Colloque international
L’Identité des Lumières : nouvelles approches
Moscou, Château de Kouskovo, 26-28 juin 2017
La réponse donnée par Kant en 1784 à la question « Qu’est-ce que les Lumières ? » est
universellement connue : « Les Lumières, c’est pour l’homme sortir d’une minorité qui n’est
imputable qu’à lui. » Pourtant, tout au long du XIXe siècle et durant la plus grande partie du XXe
siècle, les Lumières ont été considérées comme un bloc idéologique presque homogène, une
sorte de canon doctrinal dont le contenu était associé aux œuvres des grands philosophes, de
Locke à Kant, en passant par Montesquieu et Rousseau, et dont on envisageait le rayonnement, à
travers l’activité de ses partisans, en Italie, en Espagne, au Portugal, en Pologne, en Russie, dans
les Balkans, etc. Cette perception des Lumières, déterminée par le prisme de la Révolution
française, s’est imposée, dès la fin du siècle, chez les révolutionnaires, comme une caution
idéologique. Elle s’est renforcée au XIXe siècle, la Révolution étant devenue un point de repère
fondamental. Cette perspective a reçu une nouvelle impulsion avec les bouleversements
politiques mondiaux du XXe siècle. Qu’elles soient présentées comme une « révolution
philosophique » ou comme un mouvement cosmopolite guidé par les intellectuels réformateurs,
qu’on les accuse d’avoir permis la manipulation des masses ou d’avoir favorisé l’émancipation
des individus, dans tous les cas, la corrélation constante, consciente ou involontaire des Lumières
avec la Révolution et ses conséquences conduisait presque inévitablement à certaines
simplifications : on y cherchait, et donc on y trouvait, des points communs avec l’époque des
grands chocs sociaux, ou des différences témoignant d’une nette rupture avec elle.

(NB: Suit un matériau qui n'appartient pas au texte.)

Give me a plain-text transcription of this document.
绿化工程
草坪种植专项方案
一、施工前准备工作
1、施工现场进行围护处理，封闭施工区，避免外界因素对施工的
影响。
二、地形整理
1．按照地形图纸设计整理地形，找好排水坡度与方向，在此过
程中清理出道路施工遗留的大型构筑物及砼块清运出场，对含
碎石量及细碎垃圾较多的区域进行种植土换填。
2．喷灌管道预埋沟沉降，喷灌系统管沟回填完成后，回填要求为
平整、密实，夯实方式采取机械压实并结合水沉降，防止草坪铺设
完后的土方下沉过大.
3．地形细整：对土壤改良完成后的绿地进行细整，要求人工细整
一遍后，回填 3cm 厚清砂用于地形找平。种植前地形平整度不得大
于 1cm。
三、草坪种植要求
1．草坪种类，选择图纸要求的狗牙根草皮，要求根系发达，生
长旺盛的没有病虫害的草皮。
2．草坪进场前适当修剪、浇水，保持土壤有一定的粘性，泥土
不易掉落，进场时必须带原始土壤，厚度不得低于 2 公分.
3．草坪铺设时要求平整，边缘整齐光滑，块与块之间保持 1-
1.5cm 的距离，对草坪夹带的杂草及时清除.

Dans le dernier tiers du XXe siècle, avec l’arrivée de la nouvelle histoire sociale, puis de
l’histoire culturelle, la situation a commencé à changer. Aujourd’hui, on traite les Lumières
comme une époque culturelle particulière, un objet culturel à part entière : un « monde
historique » à reconstruire. Les chercheurs ont pris conscience de la complexité de ce « monde »,
et de la nécessité d’étudier non seulement ses idées philosophiques et ses valeurs, mais aussi ses
représentations et ses pratiques, à commencer par les formes de sociabilité et d’éducation qu’il a
stimulées dans tous les domaines. Ainsi, les transferts culturels et les réseaux internationaux sont
peu à peu passés au premier plan, tant et si bien que l’image traditionnelle des Lumières, qui
limitait le phénomène à la sphère européenne, s’est enrichie, diversifiée et nuancée. Désormais,
les Lumières apparaissent de plus en plus comme une nouvelle étape dans l’interaction des
cultures à l’échelle globale.
Les participants au colloque sont invités à présenter les résultats de recherches menées
suivant certaines de ces nouvelles approches.
Thèmes principaux :
1. Nouvelles approches dans l’étude des Lumières.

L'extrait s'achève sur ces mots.